Hudy takes it a step further, saying he didn’t have any friends. So he spent his time inventing. He made rockets out of soda bottles and chairs out of cardboard, and he fiddled with Snap Circuits, which are, basically, electronics experiments for kids.

Hudy was so into Snap Circuits that his mother called the manufacturer looking for more parts and was directed to a man named Jeff Coda. He didn’t have any more, but he did have a question, “Had Joey ever been to a Maker Faire?”

He hadn’t. But after Julie Hudy heard Coda talk more about these events — part science fair and part social event for inventors — she was convinced Hudy should attend one. As part of his 13th-birthday haul, he received two tickets to the Bay Area Maker Faire — from Coda. And just for kicks, Joey decided to enter his marshmallow cannon into the Young Makers field. It was accepted.

As Hudy and his mom explored the floor at that Maker Faire, he was amazed by all the cool things people had made. And there were quite a few people interested in his cannon. More importantly, these were people who “got” him. He felt like he finally found a place he fit in.
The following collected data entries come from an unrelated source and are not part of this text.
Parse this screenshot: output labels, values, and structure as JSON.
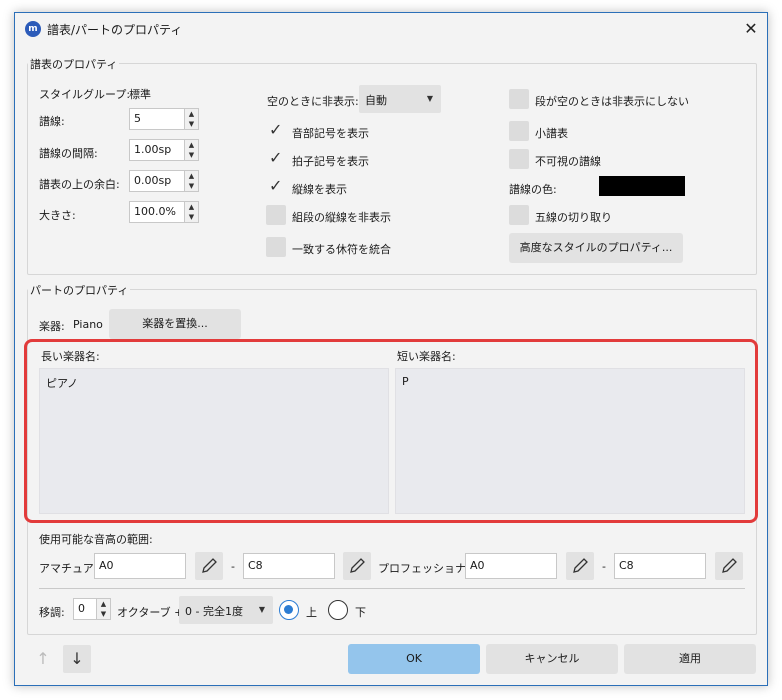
{
  "window": {
    "title": "譜表/パートのプロパティ",
    "app_icon_text": "m"
  },
  "staff_props": {
    "group_title": "譜表のプロパティ",
    "style_group_label": "スタイルグループ:",
    "style_group_value": "標準",
    "lines_label": "譜線:",
    "lines_value": "5",
    "line_distance_label": "譜線の間隔:",
    "line_distance_value": "1.00sp",
    "extra_distance_label": "譜表の上の余白:",
    "extra_distance_value": "0.00sp",
    "scale_label": "大きさ:",
    "scale_value": "100.0%",
    "hide_when_empty_label": "空のときに非表示:",
    "hide_when_empty_value": "自動",
    "show_clef": "音部記号を表示",
    "show_timesig": "拍子記号を表示",
    "show_barlines": "縦線を表示",
    "hide_system_barline": "組段の縦線を非表示",
    "merge_rests": "一致する休符を統合",
    "dont_hide_empty": "段が空のときは非表示にしない",
    "small_staff": "小譜表",
    "invisible_lines": "不可視の譜線",
    "line_color_label": "譜線の色:",
    "line_color": "#000000",
    "cutaway": "五線の切り取り",
    "advanced_button": "高度なスタイルのプロパティ..."
  },
  "part_props": {
    "group_title": "パートのプロパティ",
    "instrument_label": "楽器:",
    "instrument_value": "Piano",
    "change_instrument_button": "楽器を置換...",
    "long_name_label": "長い楽器名:",
    "long_name_value": "ピアノ",
    "short_name_label": "短い楽器名:",
    "short_name_value": "P",
    "range_label": "使用可能な音高の範囲:",
    "amateur_label": "アマチュア:",
    "amateur_low": "A0",
    "amateur_high": "C8",
    "dash": "-",
    "professional_label": "プロフェッショナル:",
    "pro_low": "A0",
    "pro_high": "C8",
    "transpose_label": "移調:",
    "octave_value": "0",
    "octave_label": "オクターブ +",
    "interval_value": "0 - 完全1度",
    "up_label": "上",
    "down_label": "下"
  },
  "footer": {
    "ok": "OK",
    "cancel": "キャンセル",
    "apply": "適用",
    "up_arrow": "↑",
    "down_arrow": "↓"
  },
  "colors": {
    "highlight": "#e23b3b",
    "primary_button": "#94c5ec"
  }
}
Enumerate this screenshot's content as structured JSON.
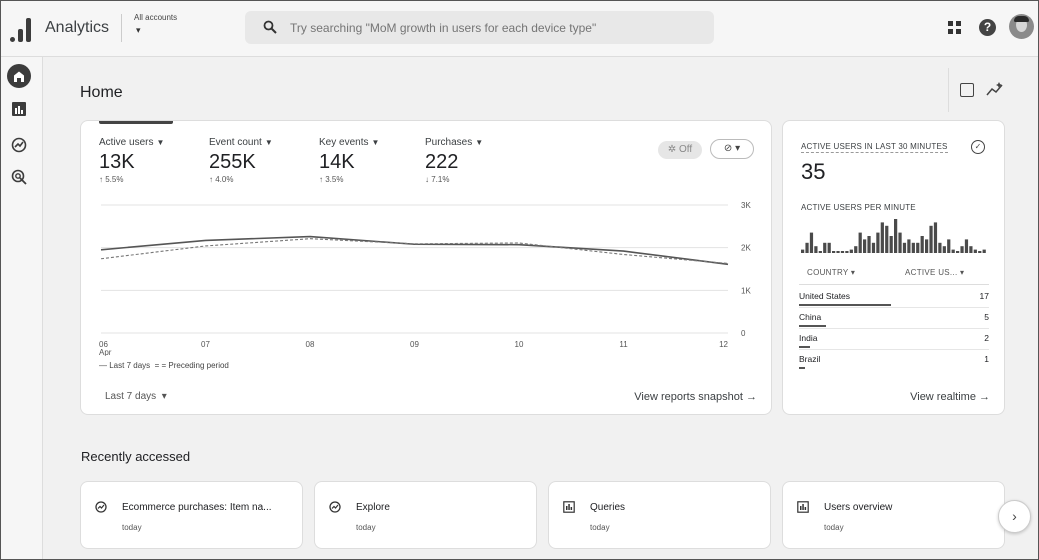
{
  "app": {
    "name": "Analytics",
    "account_label": "All accounts",
    "account_caret": "▾"
  },
  "search": {
    "placeholder": "Try searching \"MoM growth in users for each device type\""
  },
  "page": {
    "title": "Home"
  },
  "metrics": [
    {
      "label": "Active users",
      "value": "13K",
      "change": "↑ 5.5%"
    },
    {
      "label": "Event count",
      "value": "255K",
      "change": "↑ 4.0%"
    },
    {
      "label": "Key events",
      "value": "14K",
      "change": "↑ 3.5%"
    },
    {
      "label": "Purchases",
      "value": "222",
      "change": "↓ 7.1%"
    }
  ],
  "toggles": {
    "off_label": "Off",
    "compare_label": "⊘ ▾"
  },
  "chart_data": {
    "type": "line",
    "x": [
      "06",
      "07",
      "08",
      "09",
      "10",
      "11",
      "12"
    ],
    "x_sublabel": "Apr",
    "y_ticks": [
      "3K",
      "2K",
      "1K",
      "0"
    ],
    "ylim": [
      0,
      3000
    ],
    "grid": true,
    "series": [
      {
        "name": "Last 7 days",
        "values": [
          1950,
          2170,
          2260,
          2080,
          2070,
          1920,
          1610
        ]
      },
      {
        "name": "Preceding period",
        "values": [
          1740,
          2040,
          2210,
          2090,
          2110,
          1840,
          1630
        ]
      }
    ]
  },
  "legend": {
    "current": "— Last 7 days",
    "previous": "= = Preceding period"
  },
  "period": {
    "label": "Last 7 days",
    "caret": "▾"
  },
  "links": {
    "snapshot": "View reports snapshot →",
    "realtime": "View realtime →"
  },
  "realtime": {
    "title": "ACTIVE USERS IN LAST 30 MINUTES",
    "value": "35",
    "per_minute_label": "ACTIVE USERS PER MINUTE",
    "per_minute": [
      1,
      3,
      6,
      2,
      0,
      3,
      3,
      0,
      0,
      0,
      0,
      1,
      2,
      6,
      4,
      5,
      3,
      6,
      9,
      8,
      5,
      10,
      6,
      3,
      4,
      3,
      3,
      5,
      4,
      8,
      9,
      3,
      2,
      4,
      1,
      0,
      2,
      4,
      2,
      1,
      0,
      1
    ],
    "col_country": "COUNTRY ▾",
    "col_users": "ACTIVE US... ▾",
    "rows": [
      {
        "name": "United States",
        "value": "17",
        "share": 1.0
      },
      {
        "name": "China",
        "value": "5",
        "share": 0.29
      },
      {
        "name": "India",
        "value": "2",
        "share": 0.12
      },
      {
        "name": "Brazil",
        "value": "1",
        "share": 0.06
      }
    ]
  },
  "recent": {
    "title": "Recently accessed",
    "items": [
      {
        "name": "Ecommerce purchases: Item na...",
        "time": "today",
        "icon": "explore-icon"
      },
      {
        "name": "Explore",
        "time": "today",
        "icon": "explore-icon"
      },
      {
        "name": "Queries",
        "time": "today",
        "icon": "report-icon"
      },
      {
        "name": "Users overview",
        "time": "today",
        "icon": "report-icon"
      }
    ],
    "next": "›"
  }
}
But there was an aspect of the faire that worried him.

“There were other kids on stage making speeches,” Julie Hudy said. “He said to me, ‘Don’t ever make me get up on stage.’”

It’s a funny anecdote now because in the years since that first step into the Maker Faire culture, Hudy has become one of its stars, a young man who has spent the past few years flying around the world giving speeches about his inventions, his trips to the White House and how the Maker Faires have changed his life.

After one of these speeches in Rome, he was approached by Brian Krzanich, Intel’s CEO, who said he wanted to hire Hudy. There were smiles and appreciative comments. But after Krzanich left, Hudy had a question for his mom, “Do you know who that was?” It wasn’t a prompt for glory. Hudy had no idea of Krzanich’s ties to Intel.

He soon learned more as he was hired as Intel’s youngest corporate intern ever; a feat that’s almost as impressive as being named one of the “10 Smartest Kids in the World” by

Accolades aside, Hudy doesn’t get too wrapped up in his resume. He’s more likely to talk about how Maker Faires opened up his life to the point that he could feel comfortable enough to visit the president or hang with the head of a major tech company.

“It not only changed my future outcome, it changed me as a person,” he said.

Now it’s time for this young person to change again.

Looking forward

One thing about being a smart guy immersed in the world of math and electrical engineering, you tend to see things as they are, without the taint of hubris or hope.

And as Hudy and his mom looked at his post-high school options, there was this realization about his White House days and status as a Maker Faire star: It couldn’t last forever.

“I knew it would come to an end,” Julie Hudy said via phone from their home in Anthem. “It’s bittersweet. You travel all over the world and you talk to people. Now it’s over-ish. It’s the next chapter.”

And though Hudy will continue to be part of the Maker Faire culture – attending faires when his schedule allows, though not speaking at them as before — he needs to focus on his time studying engineering on ASU’s Polytechnic campus.

“He can’t do both things,” Julie Hudy said.

But he can continue to make things in the same manner he always has, but this time with a lot more tools and bigger labs.

“It’s going to be a lot of fun,” he said from Colorado, where he spent the summer interning at SketchUp, a company that specializes in 3-D modeling software. “I’ll have a lot more opportunities to make a lot more things. It’s interesting to see what my dorm will look like at the end of the year.”

And it will be interesting to see how he adapts to life as just one of the many brilliant minds making a path through ASU’s ranks, not as the kid who shot marshmallows with President Obama.

“I think he’s ready to have a normal teenage life,” Julie Hudy said. “He just wants to be treated like any other kid.”